Background: Autoimmune diseases comprise a spectrum of illnesses and are on the rise worldwide. Although antinuclear antibodies (ANAs) are detected in many autoimmune diseases, up to 20% of healthy women are ANA-positive (ANA+) and most will never develop clinical symptoms. Furthermore, disease transition is higher among ANA+ African Americans compared with ANA+ European Americans.
Objective: We sought to determine the immune features that might define and prevent transition to clinical autoimmunity in ANA+ healthy individuals.
Methods: We comprehensively phenotyped immune profiles of African Americans and European Americans who are ANA-negative (ANA-) healthy, ANA+ healthy, or have SLE using single cell mass cytometry, next-generation RNA-sequencing, multiplex cytokine profiling, and phospho-signaling analyses.

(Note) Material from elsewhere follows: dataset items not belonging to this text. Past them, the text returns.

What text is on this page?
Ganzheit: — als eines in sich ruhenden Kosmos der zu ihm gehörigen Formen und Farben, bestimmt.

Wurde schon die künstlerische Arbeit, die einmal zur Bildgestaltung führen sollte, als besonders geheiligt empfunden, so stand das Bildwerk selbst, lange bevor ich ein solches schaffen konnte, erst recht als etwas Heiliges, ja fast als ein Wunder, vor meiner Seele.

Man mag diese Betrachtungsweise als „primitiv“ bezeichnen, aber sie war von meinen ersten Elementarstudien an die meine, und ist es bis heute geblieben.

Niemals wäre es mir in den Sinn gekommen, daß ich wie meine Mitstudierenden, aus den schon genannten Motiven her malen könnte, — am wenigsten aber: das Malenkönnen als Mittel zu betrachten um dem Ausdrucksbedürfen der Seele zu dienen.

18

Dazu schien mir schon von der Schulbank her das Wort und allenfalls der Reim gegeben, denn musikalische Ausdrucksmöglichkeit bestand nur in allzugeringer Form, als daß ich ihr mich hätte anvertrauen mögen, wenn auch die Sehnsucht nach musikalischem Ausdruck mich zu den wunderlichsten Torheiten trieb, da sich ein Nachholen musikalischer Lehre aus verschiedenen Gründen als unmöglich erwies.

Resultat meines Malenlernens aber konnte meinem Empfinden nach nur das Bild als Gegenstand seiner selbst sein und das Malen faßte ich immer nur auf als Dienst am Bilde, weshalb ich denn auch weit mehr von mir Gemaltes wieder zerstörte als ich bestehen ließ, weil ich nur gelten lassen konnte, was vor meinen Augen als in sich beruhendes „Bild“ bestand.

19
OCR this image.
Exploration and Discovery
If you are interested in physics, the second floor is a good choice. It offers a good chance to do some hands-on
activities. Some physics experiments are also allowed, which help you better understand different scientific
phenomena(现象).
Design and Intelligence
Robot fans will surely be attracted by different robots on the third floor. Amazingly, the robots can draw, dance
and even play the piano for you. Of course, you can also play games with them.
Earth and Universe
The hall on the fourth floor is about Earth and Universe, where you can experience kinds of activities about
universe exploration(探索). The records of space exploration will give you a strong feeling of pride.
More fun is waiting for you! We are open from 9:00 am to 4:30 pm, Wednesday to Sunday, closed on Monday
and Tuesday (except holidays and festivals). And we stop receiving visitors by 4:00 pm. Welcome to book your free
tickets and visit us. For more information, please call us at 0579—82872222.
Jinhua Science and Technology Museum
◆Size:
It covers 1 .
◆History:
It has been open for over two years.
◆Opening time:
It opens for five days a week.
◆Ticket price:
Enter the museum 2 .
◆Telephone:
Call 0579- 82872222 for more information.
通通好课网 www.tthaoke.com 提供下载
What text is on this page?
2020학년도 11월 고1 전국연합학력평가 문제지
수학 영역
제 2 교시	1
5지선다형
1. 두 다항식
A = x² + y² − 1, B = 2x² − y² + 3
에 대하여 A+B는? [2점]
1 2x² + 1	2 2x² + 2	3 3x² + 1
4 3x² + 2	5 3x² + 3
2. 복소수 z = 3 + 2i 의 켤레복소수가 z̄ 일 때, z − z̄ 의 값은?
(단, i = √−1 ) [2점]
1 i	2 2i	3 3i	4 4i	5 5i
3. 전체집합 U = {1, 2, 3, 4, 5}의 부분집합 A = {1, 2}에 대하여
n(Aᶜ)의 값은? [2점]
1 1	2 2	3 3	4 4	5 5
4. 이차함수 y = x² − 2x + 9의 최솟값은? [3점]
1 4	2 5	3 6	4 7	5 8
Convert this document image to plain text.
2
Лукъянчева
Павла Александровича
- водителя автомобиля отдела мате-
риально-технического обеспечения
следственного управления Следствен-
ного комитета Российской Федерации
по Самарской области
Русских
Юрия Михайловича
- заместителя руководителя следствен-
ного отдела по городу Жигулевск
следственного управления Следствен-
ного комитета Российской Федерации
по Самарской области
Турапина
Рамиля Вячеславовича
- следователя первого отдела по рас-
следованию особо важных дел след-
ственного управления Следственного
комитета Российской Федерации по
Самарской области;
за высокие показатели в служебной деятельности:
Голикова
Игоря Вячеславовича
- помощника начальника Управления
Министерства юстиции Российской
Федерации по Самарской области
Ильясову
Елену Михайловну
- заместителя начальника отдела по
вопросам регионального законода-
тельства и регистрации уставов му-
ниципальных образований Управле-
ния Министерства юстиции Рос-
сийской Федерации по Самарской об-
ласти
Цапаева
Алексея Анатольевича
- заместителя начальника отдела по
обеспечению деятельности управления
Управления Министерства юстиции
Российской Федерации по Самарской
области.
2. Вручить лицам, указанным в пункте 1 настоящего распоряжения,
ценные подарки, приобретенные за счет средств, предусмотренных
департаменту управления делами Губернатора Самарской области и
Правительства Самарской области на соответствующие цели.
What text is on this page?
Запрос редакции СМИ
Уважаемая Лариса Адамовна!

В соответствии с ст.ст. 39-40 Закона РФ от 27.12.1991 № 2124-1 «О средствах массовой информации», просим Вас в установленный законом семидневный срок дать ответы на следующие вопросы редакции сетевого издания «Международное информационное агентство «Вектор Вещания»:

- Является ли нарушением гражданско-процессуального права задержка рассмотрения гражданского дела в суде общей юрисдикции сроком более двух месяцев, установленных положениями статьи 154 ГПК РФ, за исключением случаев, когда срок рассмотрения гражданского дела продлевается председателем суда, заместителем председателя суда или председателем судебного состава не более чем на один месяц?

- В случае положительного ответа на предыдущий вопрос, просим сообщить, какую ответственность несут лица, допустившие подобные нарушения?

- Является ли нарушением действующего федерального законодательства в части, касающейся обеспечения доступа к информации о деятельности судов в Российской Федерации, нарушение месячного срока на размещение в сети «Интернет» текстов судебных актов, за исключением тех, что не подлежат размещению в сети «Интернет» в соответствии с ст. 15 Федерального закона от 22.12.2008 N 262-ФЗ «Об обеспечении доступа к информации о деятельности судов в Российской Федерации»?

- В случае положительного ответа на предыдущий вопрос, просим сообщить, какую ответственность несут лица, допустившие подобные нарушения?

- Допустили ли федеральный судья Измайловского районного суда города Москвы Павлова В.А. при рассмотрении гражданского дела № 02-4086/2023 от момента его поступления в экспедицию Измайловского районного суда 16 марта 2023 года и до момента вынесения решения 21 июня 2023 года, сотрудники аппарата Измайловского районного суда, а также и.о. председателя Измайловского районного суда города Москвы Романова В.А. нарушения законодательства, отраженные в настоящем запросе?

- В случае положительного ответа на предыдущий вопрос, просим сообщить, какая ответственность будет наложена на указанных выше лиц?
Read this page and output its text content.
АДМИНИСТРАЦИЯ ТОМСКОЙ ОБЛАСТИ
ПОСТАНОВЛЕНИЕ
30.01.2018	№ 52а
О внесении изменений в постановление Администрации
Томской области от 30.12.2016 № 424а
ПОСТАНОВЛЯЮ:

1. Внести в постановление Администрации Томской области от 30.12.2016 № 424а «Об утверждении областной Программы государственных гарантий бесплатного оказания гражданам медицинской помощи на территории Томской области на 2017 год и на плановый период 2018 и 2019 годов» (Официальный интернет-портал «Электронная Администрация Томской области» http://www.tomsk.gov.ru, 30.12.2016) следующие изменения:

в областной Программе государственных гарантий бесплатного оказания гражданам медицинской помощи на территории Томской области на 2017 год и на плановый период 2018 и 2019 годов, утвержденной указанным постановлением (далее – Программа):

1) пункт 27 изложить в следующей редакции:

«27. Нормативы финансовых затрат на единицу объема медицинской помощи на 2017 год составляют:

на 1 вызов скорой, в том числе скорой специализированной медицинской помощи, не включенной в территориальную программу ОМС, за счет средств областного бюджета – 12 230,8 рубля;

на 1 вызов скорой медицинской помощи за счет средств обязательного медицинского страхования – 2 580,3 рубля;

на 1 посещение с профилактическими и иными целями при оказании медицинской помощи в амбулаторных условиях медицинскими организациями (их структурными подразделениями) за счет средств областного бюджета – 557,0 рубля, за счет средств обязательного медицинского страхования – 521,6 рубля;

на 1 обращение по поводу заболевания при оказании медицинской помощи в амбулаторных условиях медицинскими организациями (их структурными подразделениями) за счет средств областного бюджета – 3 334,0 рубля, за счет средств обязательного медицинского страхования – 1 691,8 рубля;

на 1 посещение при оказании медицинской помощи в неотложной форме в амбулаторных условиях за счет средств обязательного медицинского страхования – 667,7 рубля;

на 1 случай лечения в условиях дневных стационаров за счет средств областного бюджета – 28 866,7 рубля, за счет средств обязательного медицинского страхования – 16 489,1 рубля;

Results: We found that, compared with both ANA- and ANA+ healthy individuals, patients with SLE of both races displayed T-cell expansion and elevated expression of type I and II interferon pathways. We discovered a unique immune signature that suggests a suppressive immune phenotype and reduced CD11C+ autoimmunity-associated B cells in healthy ANA+ European Americans that is absent in their SLE or even healthy ANA- counterparts, or among African American cohorts. In contrast, ANA+ healthy African Americans exhibited elevated expression of T-cell activation markers and higher plasma levels of IL-6 than did healthy ANA+ European Americans.
Conclusions: We propose that this novel immune signature identified in ANA+ healthy European Americans may protect them from T-cell expansion, heightened activation of interferon pathways, and disease transition.
Keywords: ANA+ healthy; Autoantibodies; SLE; T cells; cytokines; immune suppression; race.